The administration did not explain how it ensures that companies were following the government's privacy and security policies. The fact that the federal government is not a "covered entity" under HIPAA, HITECH, or the Omnibus Rule, does not make the disclosure any less insulting.

The Obama administration says HealthCare.gov's connections to data firms were intended to help "improve the consumer experience." Oh really? You are doing it for the consumer?  Or is the federal government applying a simple rule of reason: "We make the rules, we don’t need a reason."

According to the AP, Sens. Orrin Hatch (R-Utah) and Charles Grassley (R-Iowa), wrote to the administration, "This new information is extremely concerning, not only because it violates the privacy of millions of Americans, but because it may potentially compromise their security."

A former White House chief information officer, Theresa Payton, was more blunt in the AP report, saying, "You don't need all of that data to do customer service." Payton, who served under President George W. Bush, added, "We know hackers are just waiting at the door, salivating to get at this data."

A quote in the story from Mehdi Daoudi, CEO of Catchpoint Systems summed up the confusion, "Personally, I look at this ... and I don't know what is going on between the government and Facebook, and Google, and Twitter," said. "Why is that there?"

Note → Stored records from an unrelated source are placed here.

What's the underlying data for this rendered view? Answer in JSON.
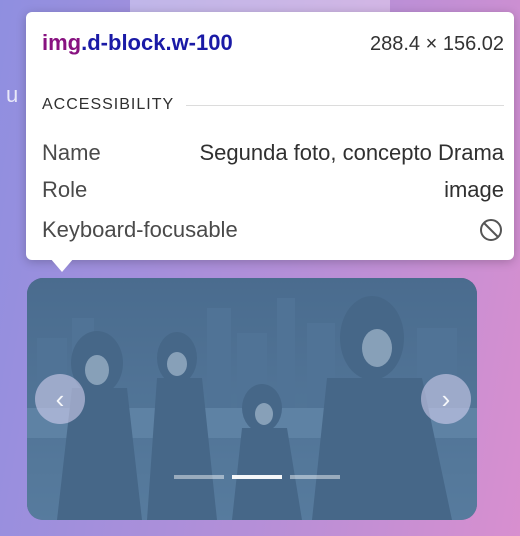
{
  "page": {
    "background_text": "u"
  },
  "tooltip": {
    "selector_tag": "img",
    "selector_classes": ".d-block.w-100",
    "size": "288.4 × 156.02",
    "section_title": "ACCESSIBILITY",
    "rows": [
      {
        "label": "Name",
        "value": "Segunda foto, concepto Drama"
      },
      {
        "label": "Role",
        "value": "image"
      },
      {
        "label": "Keyboard-focusable",
        "value": "",
        "icon": "not-allowed-icon"
      }
    ]
  },
  "carousel": {
    "prev_icon": "chevron-left-icon",
    "next_icon": "chevron-right-icon",
    "indicator_count": 3,
    "active_indicator": 1
  },
  "colors": {
    "highlight_overlay": "#6fa8dc",
    "selector_tag": "#881280",
    "selector_class": "#1a1aa6"
  }
}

In a CNBC Report, Cooper Quintin, a staff technologist with the Electronic Frontier Foundation, a civil liberties group said, "I think that this could erode ... confidentiality when dealing with medical data and medical information"

This is a problem the Obama Administration does not need. If the reports turn out to be true, and the Obama Administration is using Healthcare.gov to spy on consumers while they shop for healthcare, this could become a very big issue during the next presidential election, especially among those running on a campaign of repealing Obamacare.